The division remained in France throughout the rest of 1942 in the region of Bordeaux on coastal defense operations between Loire and Girondemundung.
The 15.Infanterie-Division was once again transferred to the East on Feburary 9, 1943. By Feburary 18, the division was once again heavily committed fighting west of the Donets as a component of the 4.Panzerarmee. It suffered heavy losses duiring the Battle of Dnepropetrovsk in the summer of 1943, and later participated in the grueling defensive battles of the southern Ukraine. In August 1944, the division was encircled west of the lower Dnestr, managing to break out, but only after suffering serious losses to it's establishment. After a small time in reserve it returned to the front at kampfgruppe strength to help oppose the Soviet breakthrough into Hungary in October, 1944. Battered, and only a burnt-out shell of it's former strength, the division was surrounded in the large pocket east of Prague in May of 1945 where it surrendered to the Soviet Army.
* In 1934 the German armed forces were still known as the Reichswehr and the restrictions of the treaty of Versallies were technically still in place. These restrictions limited the number of German divisions to 7 but almost from the start in 1921 there were plans to expand that number. Shortly after the NSDAP came to power in 1933 the number of divisions was indeed expanded from 7 to 21. The Reichswehr divisions didn't transition over during the reforming and expansion period, they were used instead to help provide a basis for the newly forming units. The commanders of the 7 divisions of the Reichswehr also served as the head of a regional Wehrkreiskommando of the same number as the division, thus serving a duel role. During the transition period the Reichswehr Wehrkreiskommandos were upgraded into Korp formations and the commanders were transfered to serve as their new commanding officers. Through this move the staff of each of the Reichswehr divisional units was lost making it unwieldy to transfer entire divisions into the newly forming Wehrmacht. From here the first step in the expansion from 7 to 21 divisions was the formation of 3 Wehrgauleitung in each region previously controlled by the Reichswehr divisions,creating 21 Wehrgauleitungen (7x3=21). Each Wehrgauleitung was named according to the city it was housed in. The 21 Wehrgauleitungen were the true foundation for the first divisions of the Wehrmacht. The regimental units of the former 7 divisions were shifted about and used to form the organic units of the new divisions.

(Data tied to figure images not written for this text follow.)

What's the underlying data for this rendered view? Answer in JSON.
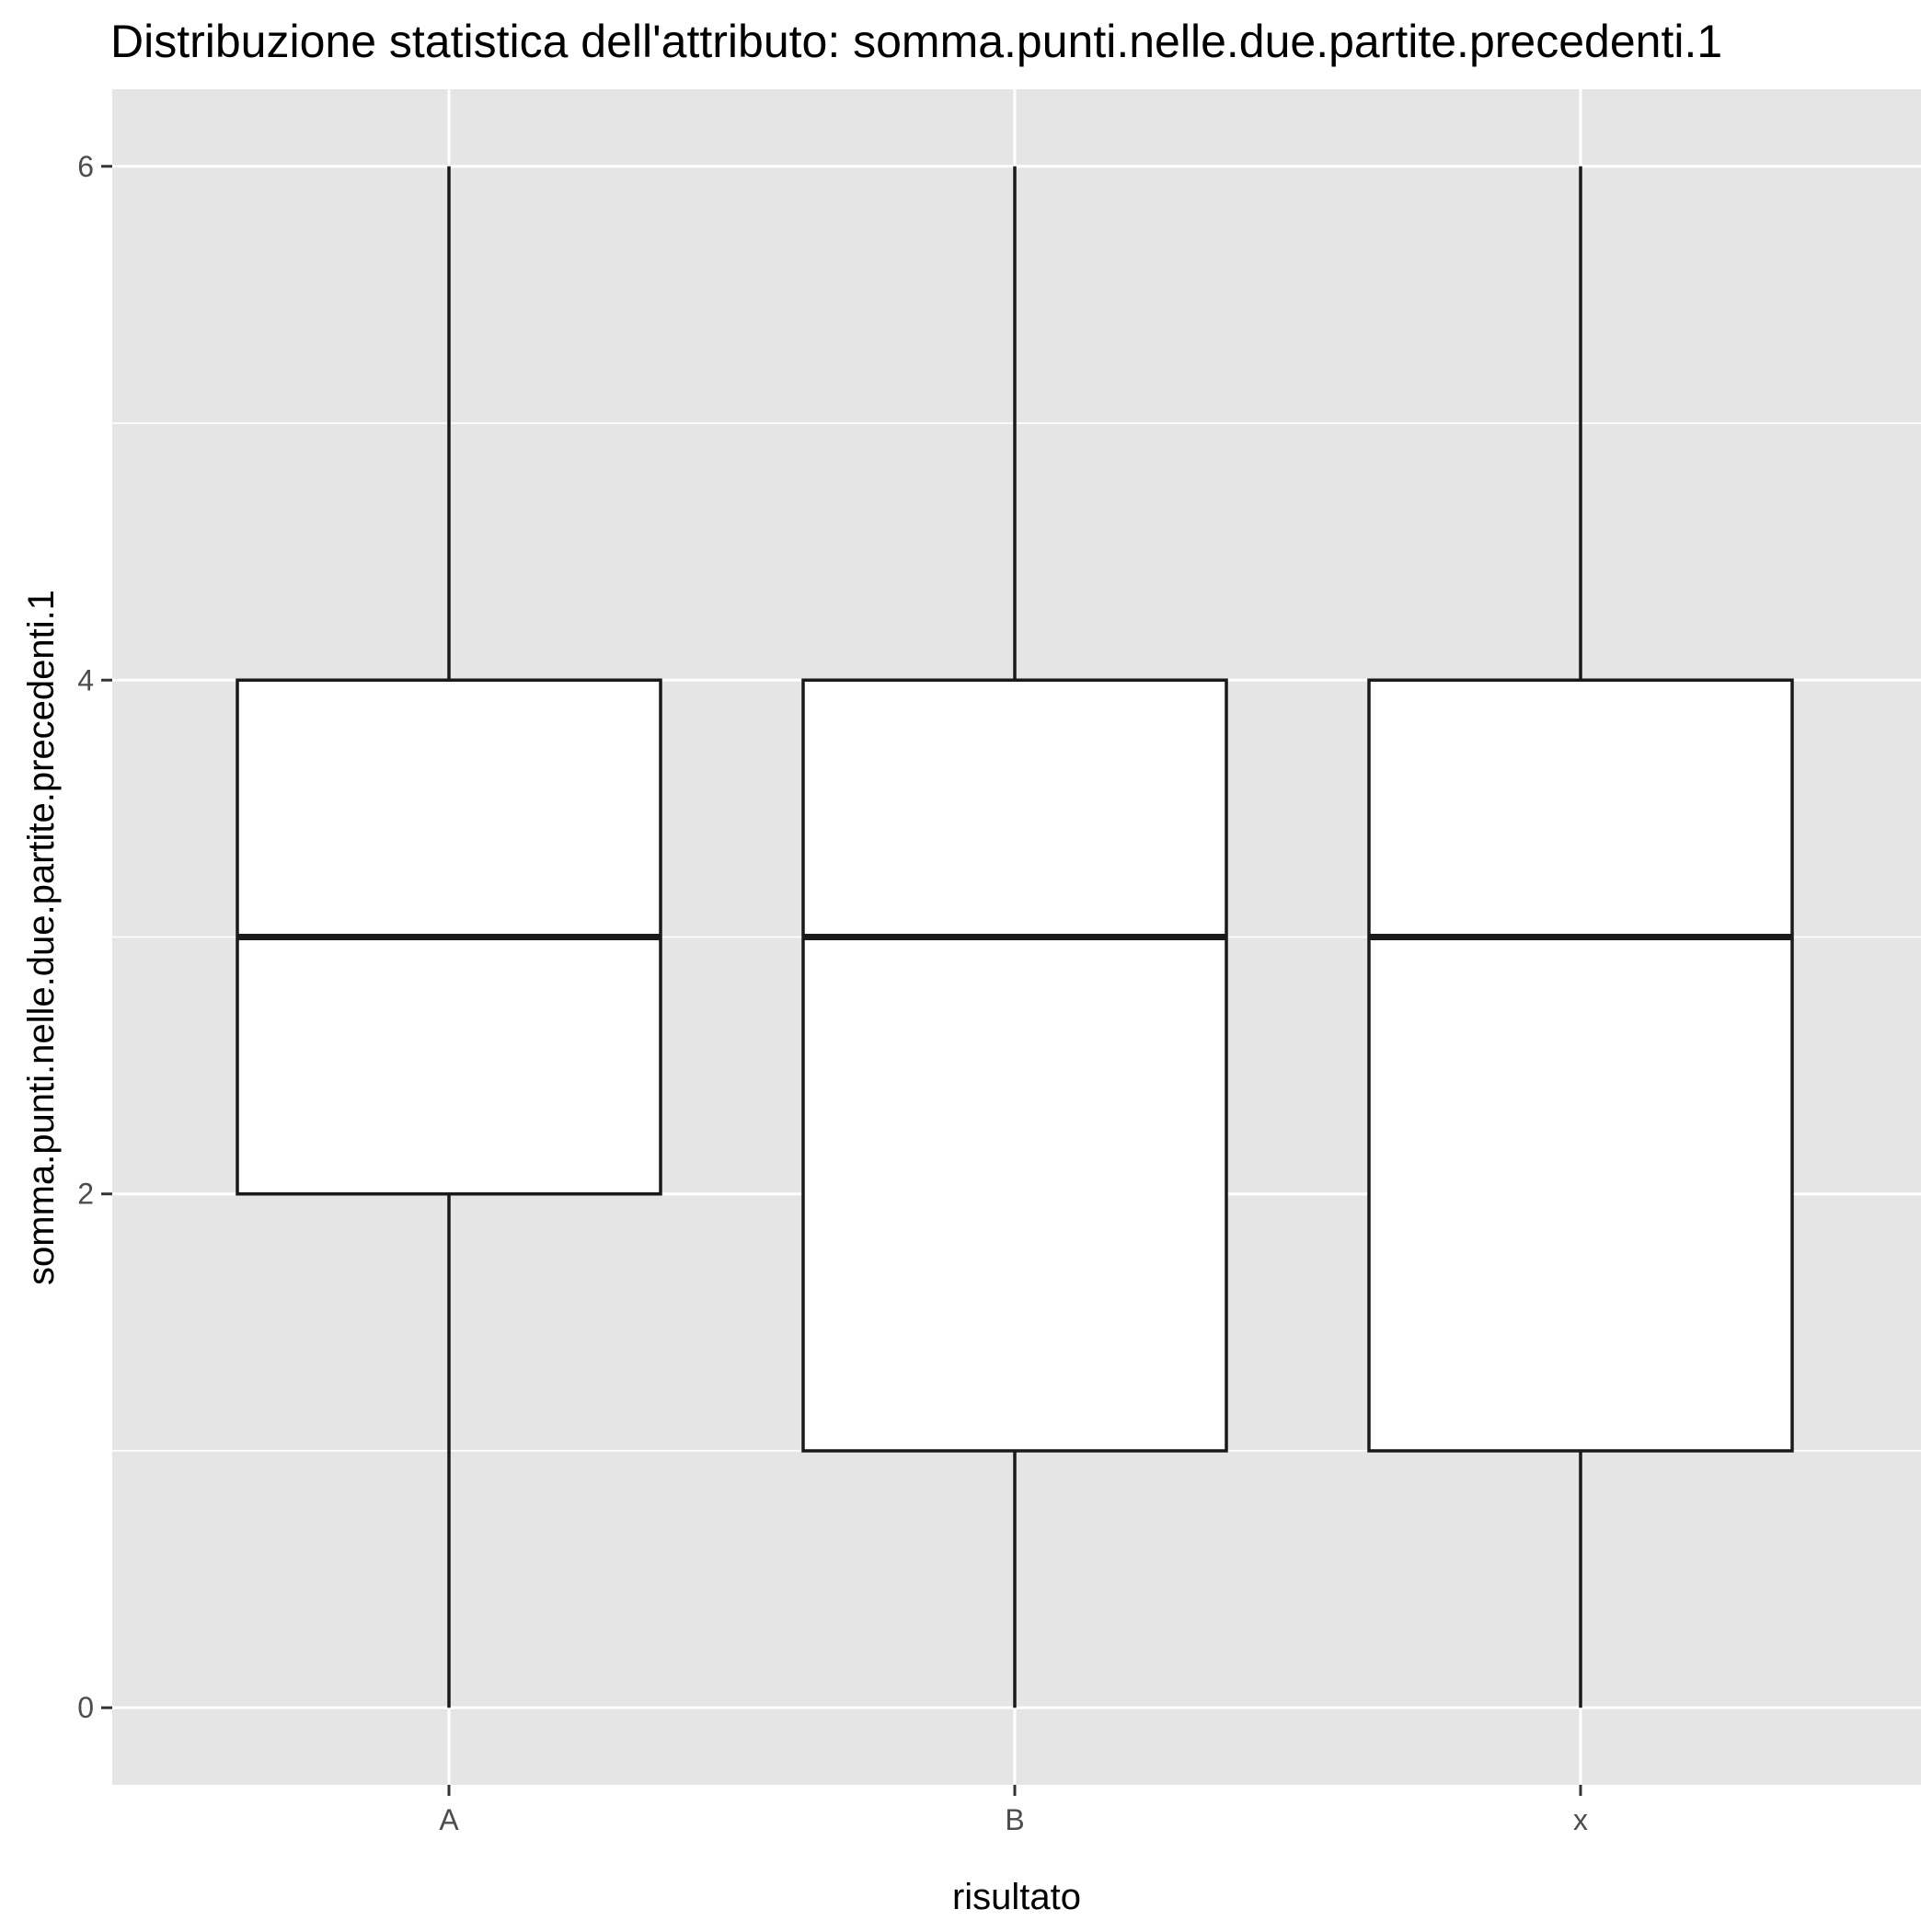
{
  "chart_data": {
    "type": "boxplot",
    "title": "Distribuzione statistica dell'attributo: somma.punti.nelle.due.partite.precedenti.1",
    "xlabel": "risultato",
    "ylabel": "somma.punti.nelle.due.partite.precedenti.1",
    "categories": [
      "A",
      "B",
      "x"
    ],
    "boxes": [
      {
        "category": "A",
        "min": 0,
        "q1": 2,
        "median": 3,
        "q3": 4,
        "max": 6
      },
      {
        "category": "B",
        "min": 0,
        "q1": 1,
        "median": 3,
        "q3": 4,
        "max": 6
      },
      {
        "category": "x",
        "min": 0,
        "q1": 1,
        "median": 3,
        "q3": 4,
        "max": 6
      }
    ],
    "y_ticks": [
      0,
      2,
      4,
      6
    ],
    "ylim": [
      -0.3,
      6.3
    ],
    "grid": true,
    "legend": "none",
    "colors": {
      "panel": "#e5e5e5",
      "grid": "#ffffff",
      "box_fill": "#ffffff",
      "box_stroke": "#1a1a1a",
      "tick_text": "#4d4d4d"
    }
  }
}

** The german armed forces expanded from 7 divisions to 21 in 1934. In an effort to hide the expansion for as long as possible, all new divisions were given cover names. The cover names given to each of the 21 new divisions corresponded to the title of the commander placed in charge of the unit in most cases. As there was an Infantry and Artillery commander in each of the 7 divisions of the Reichswehr (known as Infanteriefüher I-VII and Artilleriefüher I-VII, depending on the number of the division in question) they took command of 14 of the newly formed divisions (2x7=14). When the various Infantry and Artillery commanders took command, their new divisions existance was hidden by the use his previous title as the cover name for the unit. The remaining 7 new divisions not commanded by one of the previous Infantry or Artillery commanders were taken over by newly appointed commanders and given cover names such as Kommandant von Ulm, or Kommandant von Regensburg.